Gdp Revision Shows Need For A Long-term Strategy For Growth
24 May 2012 in Chamber News
• UK GDP for Q1 2012: -0.3% on the quarter, -0.1% on the year
Commenting on the revised GDP figure published today by the ONS, John Longworth, Director General of the British Chambers of Commerce (BCC), said:
“The revised GDP figure of -0.3% for the first quarter of the year underlines the need for the government to implement a bold, long-term strategy for growth. Over the past quarter, business surveys have shown that companies are more optimistic than many of the economic indicators suggest. Many of our members tell us they don’t identify with such pessimistic statistics and are cautiously optimistic. “Deficit reduction is crucial to our economy, but there are measures that the government can take to free up business to grow. Firms need to see real deregulation, improved access to finance through the creation of a state-backed business bank, robust infrastructure like transport and energy networks, and ways to help them take on more staff. Reforms to planning rules promised in Westminster must make it out to the real world so businesses can expand.

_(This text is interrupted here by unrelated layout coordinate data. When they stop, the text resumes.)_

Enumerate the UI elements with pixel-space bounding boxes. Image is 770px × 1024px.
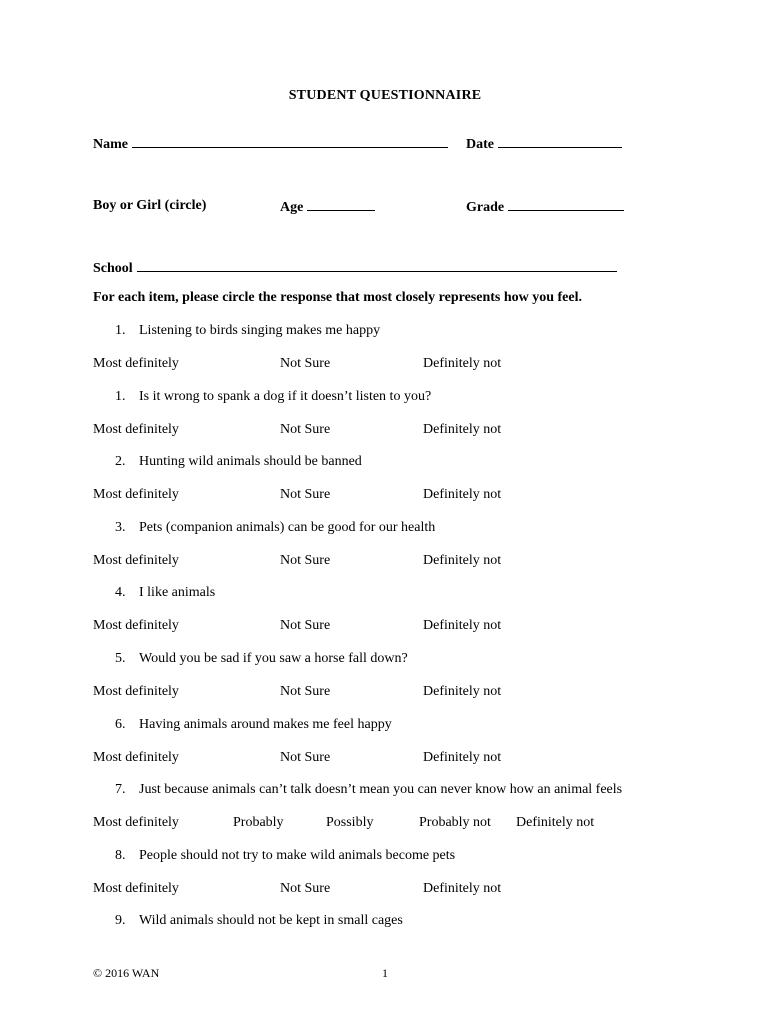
question-item — [115, 848, 455, 864]
response-option[interactable]: Most definitely — [93, 750, 179, 765]
question-item — [115, 520, 435, 536]
age-label: Age — [280, 200, 304, 215]
response-option[interactable]: Definitely not — [423, 881, 502, 896]
question-number: 1. — [115, 323, 126, 338]
question-number: 8. — [115, 848, 126, 863]
question-item — [115, 585, 215, 601]
response-option[interactable]: Most definitely — [93, 422, 179, 437]
response-option[interactable]: Most definitely — [93, 487, 179, 502]
school-field[interactable] — [93, 259, 617, 277]
question-text: Having animals around makes me feel happy — [139, 717, 392, 732]
question-number: 9. — [115, 913, 126, 928]
copyright: © 2016 WAN — [93, 966, 160, 980]
response-option[interactable]: Most definitely — [93, 881, 179, 896]
date-label: Date — [466, 137, 494, 152]
page-number: 1 — [382, 966, 388, 980]
response-option[interactable]: Most definitely — [93, 553, 179, 568]
response-option[interactable]: Definitely not — [423, 553, 502, 568]
question-item — [115, 651, 408, 667]
question-item — [115, 717, 392, 733]
response-option[interactable]: Definitely not — [423, 422, 502, 437]
question-number: 3. — [115, 520, 126, 535]
response-option[interactable]: Most definitely — [93, 684, 179, 699]
grade-label: Grade — [466, 200, 505, 215]
question-item — [115, 782, 622, 798]
instructions: For each item, please circle the response that most closely represents how you feel. — [93, 290, 583, 305]
name-field[interactable] — [93, 135, 448, 153]
response-option[interactable]: Possibly — [326, 815, 374, 830]
question-number: 2. — [115, 454, 126, 469]
question-item — [115, 454, 362, 470]
question-item — [115, 389, 431, 405]
question-number: 1. — [115, 389, 126, 404]
question-text: Would you be sad if you saw a horse fall down? — [139, 651, 408, 666]
response-option[interactable]: Not Sure — [280, 684, 331, 699]
page-title: STUDENT QUESTIONNAIRE — [288, 88, 482, 103]
response-option[interactable]: Definitely not — [423, 618, 502, 633]
age-blank-line[interactable] — [307, 198, 375, 211]
name-label: Name — [93, 137, 128, 152]
response-option[interactable]: Not Sure — [280, 618, 331, 633]
date-field[interactable] — [466, 135, 622, 153]
question-item — [115, 323, 380, 339]
question-text: Pets (companion animals) can be good for our health — [139, 520, 436, 535]
question-number: 7. — [115, 782, 126, 797]
date-blank-line[interactable] — [498, 135, 622, 148]
response-option[interactable]: Probably not — [419, 815, 491, 830]
response-option[interactable]: Definitely not — [423, 487, 502, 502]
response-option[interactable]: Not Sure — [280, 553, 331, 568]
question-text: Listening to birds singing makes me happy — [139, 323, 381, 338]
response-option[interactable]: Not Sure — [280, 750, 331, 765]
question-text: People should not try to make wild animals become pets — [139, 848, 456, 863]
grade-blank-line[interactable] — [508, 198, 624, 211]
grade-field[interactable] — [466, 198, 624, 216]
question-text: Wild animals should not be kept in small cages — [139, 913, 403, 928]
response-option[interactable]: Most definitely — [93, 356, 179, 371]
age-field[interactable] — [280, 198, 375, 216]
response-option[interactable]: Most definitely — [93, 815, 179, 830]
question-text: Is it wrong to spank a dog if it doesn’t listen to you? — [139, 389, 432, 404]
question-text: I like animals — [139, 585, 216, 600]
question-text: Just because animals can’t talk doesn’t mean you can never know how an animal feels — [139, 782, 623, 797]
school-label: School — [93, 261, 133, 276]
question-number: 4. — [115, 585, 126, 600]
name-blank-line[interactable] — [132, 135, 448, 148]
response-option[interactable]: Not Sure — [280, 487, 331, 502]
response-option[interactable]: Definitely not — [423, 684, 502, 699]
response-option[interactable]: Not Sure — [280, 356, 331, 371]
response-option[interactable]: Most definitely — [93, 618, 179, 633]
response-option[interactable]: Definitely not — [423, 356, 502, 371]
response-option[interactable]: Definitely not — [516, 815, 595, 830]
response-option[interactable]: Definitely not — [423, 750, 502, 765]
response-option[interactable]: Not Sure — [280, 881, 331, 896]
question-item — [115, 913, 403, 929]
question-number: 6. — [115, 717, 126, 732]
response-option[interactable]: Not Sure — [280, 422, 331, 437]
school-blank-line[interactable] — [137, 259, 617, 272]
question-number: 5. — [115, 651, 126, 666]
response-option[interactable]: Probably — [233, 815, 284, 830]
gender-label: Boy or Girl (circle) — [93, 198, 207, 213]
question-text: Hunting wild animals should be banned — [139, 454, 362, 469]
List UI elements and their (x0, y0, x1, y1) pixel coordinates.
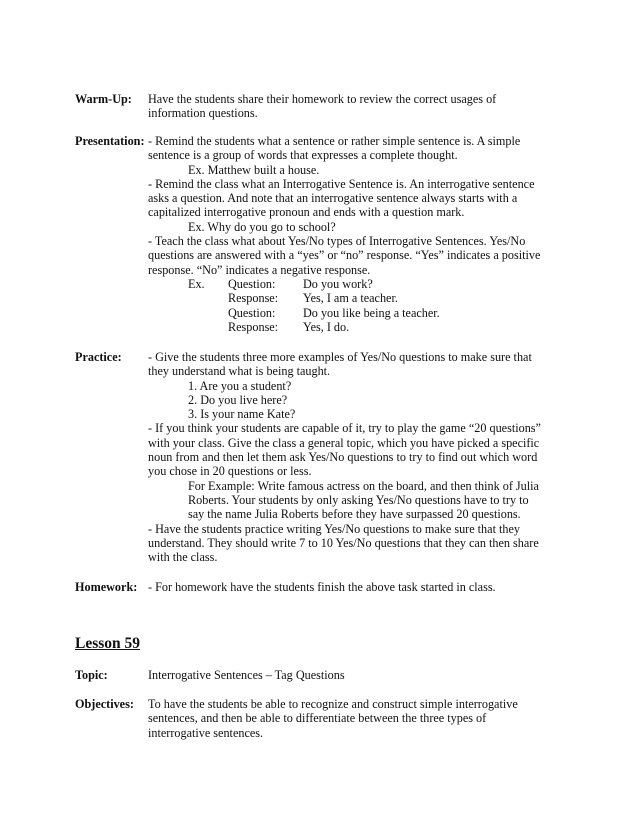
practice-line: they understand what is being taught. (148, 364, 331, 379)
presentation-line: sentence is a group of words that expresses a complete thought. (148, 148, 458, 163)
practice-example-question: 3. Is your name Kate? (188, 407, 296, 422)
practice-example-line: For Example: Write famous actress on the board, and then think of Julia (188, 478, 539, 493)
practice-example-line: Roberts. Your students by only asking Yes/No questions have to try to (188, 492, 529, 507)
presentation-line: response. “No” indicates a negative response. (148, 262, 371, 277)
practice-line: with your class. Give the class a general topic, which you have picked a specific (148, 435, 540, 450)
warmup-line: information questions. (148, 106, 258, 121)
presentation-line: - Remind the class what an Interrogative Sentence is. An interrogative sentence (148, 176, 535, 191)
practice-content (148, 350, 578, 564)
objectives-content (148, 697, 578, 740)
presentation-example: Ex. Why do you go to school? (188, 219, 336, 234)
example-label: Ex. (188, 276, 205, 291)
practice-line: you chose in 20 questions or less. (148, 464, 312, 479)
presentation-line: capitalized interrogative pronoun and ends with a question mark. (148, 205, 465, 220)
topic-content (148, 668, 578, 682)
objectives-line: To have the students be able to recognize and construct simple interrogative (148, 697, 518, 711)
topic-label: Topic: (75, 668, 108, 682)
qa-label: Response: (228, 319, 279, 334)
homework-content (148, 580, 578, 594)
practice-example-question: 1. Are you a student? (188, 378, 292, 393)
presentation-line: - Remind the students what a sentence or rather simple sentence is. A simple (148, 134, 521, 148)
practice-line: noun from and then let them ask Yes/No questions to try to find out which word (148, 450, 538, 465)
qa-label: Question: (228, 276, 276, 291)
lesson-title: Lesson 59 (75, 635, 141, 652)
warmup-label: Warm-Up: (75, 92, 132, 106)
qa-label: Question: (228, 305, 276, 320)
objectives-label: Objectives: (75, 697, 134, 711)
practice-line: - Have the students practice writing Yes/No questions to make sure that they (148, 521, 520, 536)
presentation-label: Presentation: (75, 134, 145, 148)
qa-row (148, 291, 578, 305)
homework-label: Homework: (75, 580, 138, 594)
practice-label: Practice: (75, 350, 122, 364)
presentation-line: questions are answered with a “yes” or “no” response. “Yes” indicates a positive (148, 248, 541, 263)
objectives-line: sentences, and then be able to differentiate between the three types of (148, 711, 487, 726)
qa-label: Response: (228, 291, 279, 306)
practice-line: - Give the students three more examples of Yes/No questions to make sure that (148, 350, 532, 364)
presentation-content (148, 134, 578, 334)
qa-text: Do you work? (303, 276, 373, 291)
warmup-content (148, 92, 578, 121)
practice-line: with the class. (148, 550, 218, 565)
qa-row (148, 306, 578, 320)
practice-line: - If you think your students are capable of it, try to play the game “20 questions” (148, 421, 541, 436)
presentation-line: - Teach the class what about Yes/No types of Interrogative Sentences. Yes/No (148, 234, 526, 249)
qa-text: Do you like being a teacher. (303, 305, 440, 320)
practice-example-question: 2. Do you live here? (188, 392, 288, 407)
qa-text: Yes, I do. (303, 319, 350, 334)
qa-text: Yes, I am a teacher. (303, 291, 398, 306)
presentation-line: asks a question. And note that an interrogative sentence always starts with a (148, 191, 518, 206)
homework-text: - For homework have the students finish the above task started in class. (148, 580, 496, 594)
practice-example-line: say the name Julia Roberts before they have surpassed 20 questions. (188, 507, 521, 522)
topic-text: Interrogative Sentences – Tag Questions (148, 668, 345, 682)
qa-row (148, 277, 578, 291)
objectives-line: interrogative sentences. (148, 725, 264, 740)
presentation-example: Ex. Matthew built a house. (188, 162, 320, 177)
practice-line: understand. They should write 7 to 10 Yes/No questions that they can then share (148, 535, 539, 550)
qa-row (148, 320, 578, 334)
warmup-line: Have the students share their homework to review the correct usages of (148, 92, 497, 106)
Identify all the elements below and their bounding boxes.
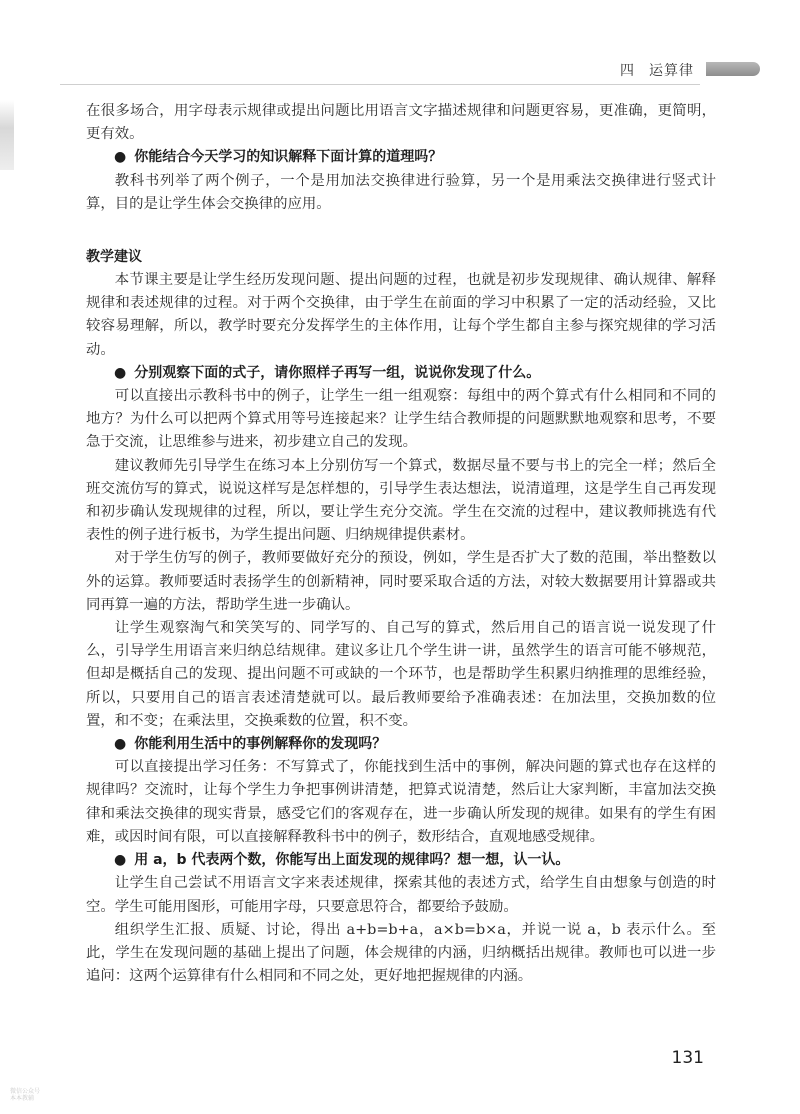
page-number: 131 [671,1048,704,1068]
page-edge-shade [0,100,14,170]
paragraph: 组织学生汇报、质疑、讨论，得出 a+b=b+a，a×b=b×a，并说一说 a，b 表示什么。至此，学生在发现问题的基础上提出了问题，体会规律的内涵，归纳概括出规律。教师也可以进一步追问：这两个运算律有什么相同和不同之处，更好地把握规律的内涵。 [86,921,716,985]
chapter-header [620,60,694,80]
paragraph: 可以直接提出学习任务：不写算式了，你能找到生活中的事例，解决问题的算式也存在这样的规律吗？交流时，让每个学生力争把事例讲清楚，把算式说清楚，然后让大家判断，丰富加法交换律和乘法交换律的现实背景，感受它们的客观存在，进一步确认所发现的规律。如果有的学生有困难，或因时间有限，可以直接解释教科书中的例子，数形结合，直观地感受规律。 [86,759,716,845]
bullet-question [86,733,716,756]
bullet-text: 你能结合今天学习的知识解释下面计算的道理吗？ [134,149,443,166]
watermark-line: 本本教辅 [10,1095,35,1102]
section-heading: 教学建议 [86,249,142,266]
paragraph: 可以直接出示教科书中的例子，让学生一组一组观察：每组中的两个算式有什么相同和不同的地方？为什么可以把两个算式用等号连接起来？让学生结合教师提的问题默默地观察和思考，不要急于交流，让思维参与进来，初步建立自己的发现。 [86,388,716,451]
bullet-question [86,362,716,385]
bullet-text: 用 a，b 代表两个数，你能写出上面发现的规律吗？想一想，认一认。 [134,852,570,869]
paragraph: 让学生自己尝试不用语言文字来表述规律，探索其他的表述方式，给学生自由想象与创造的时空。学生可能用图形，可能用字母，只要意思符合，都要给予鼓励。 [86,875,716,915]
bullet-question [86,146,716,169]
bullet-text: 分别观察下面的式子，请你照样子再写一组，说说你发现了什么。 [134,364,541,381]
watermark-line: 微信公众号 [10,1088,41,1095]
watermark [10,1088,40,1102]
bullet-dot-icon: ● [114,149,127,166]
bullet-dot-icon: ● [114,736,127,753]
bullet-dot-icon: ● [114,364,127,381]
bullet-dot-icon: ● [114,852,127,869]
paragraph: 让学生观察淘气和笑笑写的、同学写的、自己写的算式，然后用自己的语言说一说发现了什么，引导学生用语言来归纳总结规律。建议多让几个学生讲一讲，虽然学生的语言可能不够规范，但却是概括自己的发现、提出问题不可或缺的一个环节，也是帮助学生积累归纳推理的思维经验，所以，只要用自己的语言表述清楚就可以。最后教师要给予准确表述：在加法里，交换加数的位置，和不变；在乘法里，交换乘数的位置，积不变。 [86,620,716,729]
body-text [86,100,716,988]
paragraph: 建议教师先引导学生在练习本上分别仿写一个算式，数据尽量不要与书上的完全一样；然后全班交流仿写的算式，说说这样写是怎样想的，引导学生表达想法，说清道理，这是学生自己再发现和初步确认发现规律的过程，所以，要让学生充分交流。学生在交流的过程中，建议教师挑选有代表性的例子进行板书，为学生提出问题、归纳规律提供素材。 [86,457,716,544]
header-divider [60,84,700,85]
paragraph: 本节课主要是让学生经历发现问题、提出问题的过程，也就是初步发现规律、确认规律、解释规律和表述规律的过程。对于两个交换律，由于学生在前面的学习中积累了一定的活动经验，又比较容易理解，所以，教学时要充分发挥学生的主体作用，让每个学生都自主参与探究规律的学习活动。 [86,272,716,358]
paragraph: 在很多场合，用字母表示规律或提出问题比用语言文字描述规律和问题更容易，更准确，更简明，更有效。 [86,103,716,143]
paragraph: 对于学生仿写的例子，教师要做好充分的预设，例如，学生是否扩大了数的范围，举出整数以外的运算。教师要适时表扬学生的创新精神，同时要采取合适的方法，对较大数据要用计算器或共同再算一遍的方法，帮助学生进一步确认。 [86,550,716,613]
bullet-text: 你能利用生活中的事例解释你的发现吗？ [134,736,387,753]
bullet-question [86,849,716,872]
chapter-number: 四 [620,63,635,79]
chapter-tab-decoration [706,62,760,76]
paragraph: 教科书列举了两个例子，一个是用加法交换律进行验算，另一个是用乘法交换律进行竖式计算，目的是让学生体会交换律的应用。 [86,172,716,212]
chapter-title: 运算律 [649,63,694,79]
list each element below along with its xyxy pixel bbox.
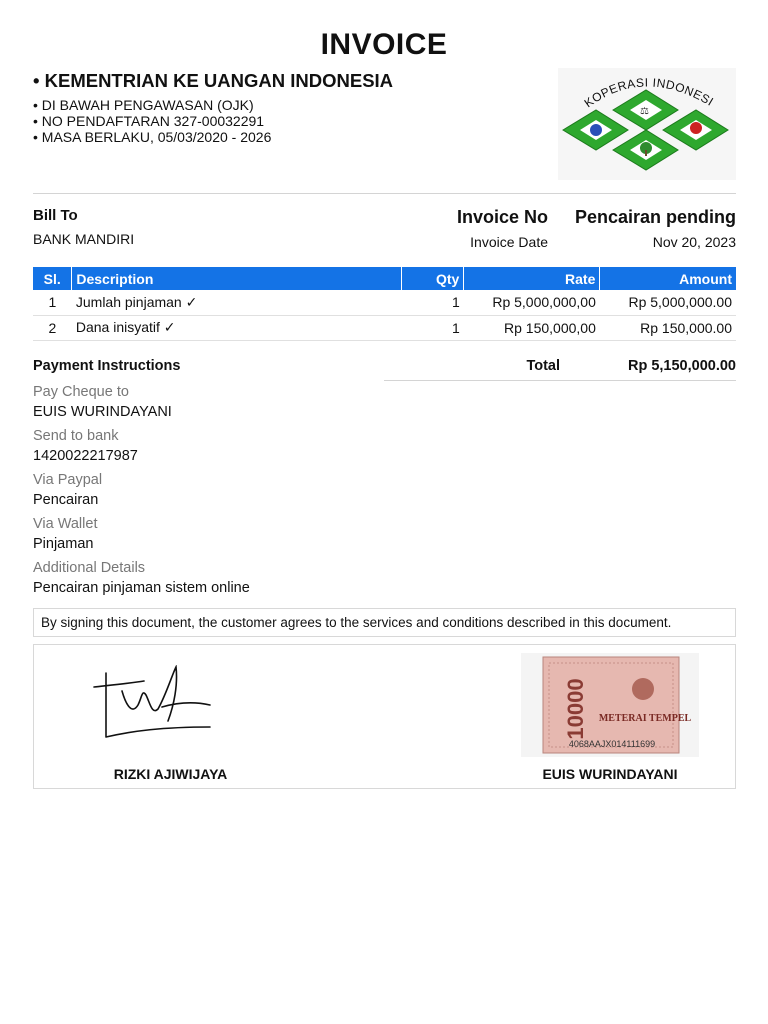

“Now is not the time for short-term politics. Now is the time for a bold, enterprise-friendly government to enable business to grow in the long-term, and squeeze every drop of potential growth from companies across the country. Without this, the economy will continue to bump along the bottom rather than returning to growth.
“Businesses don’t need hand outs; they need a government that will facilitate growth and address market failures where they exist, for example in access to finance. If the government wants businesses to invest and grow at a time of global uncertainty, it needs to generate stability and a better business environment at home by setting business free.”
David Kern, Chief Economist at the British Chambers of Commerce said:
“The revision of GDP from -0.2% to -0.3% is disappointing but hasn’t come as a huge surprise. The fall in output from the erratic construction sector was even bigger than originally thought, and this is acting as a drag on growth. Consumer spending rose slightly but total capital investment fell, with an increase in business investment and a drop in government investment. The figures also show that imports increased more than exports. However, fundamental doubts about the accuracy of the ONS’s estimates persist. Virtually every business survey has indicated positive growth in the economy in the first quarter. Furthermore, the ONS’s own labour market figures have shown an increase in employment and a 0.9% increase in the actual number of hours worked, which makes a quarterly fall in GDP difficult to comprehend. It is possible that the GDP estimate will be revised upwards later in the year.
“The main priority is to minimise any damage to business confidence at a time when the eurozone crisis continues to put the UK economy at risk. Regardless of views surrounding the ONS estimate, it is clear that economic growth remains much too low and priorities within the government’s spending envelope should be reallocated. That means more infrastructure spending, cutting red tape and encouraging businesses to boost exports and job creation. While the deficit reduction plan must remain on course, forceful measures are needed to increase the flow of lending to credit-worthy businesses so the private sector can drive recovery.”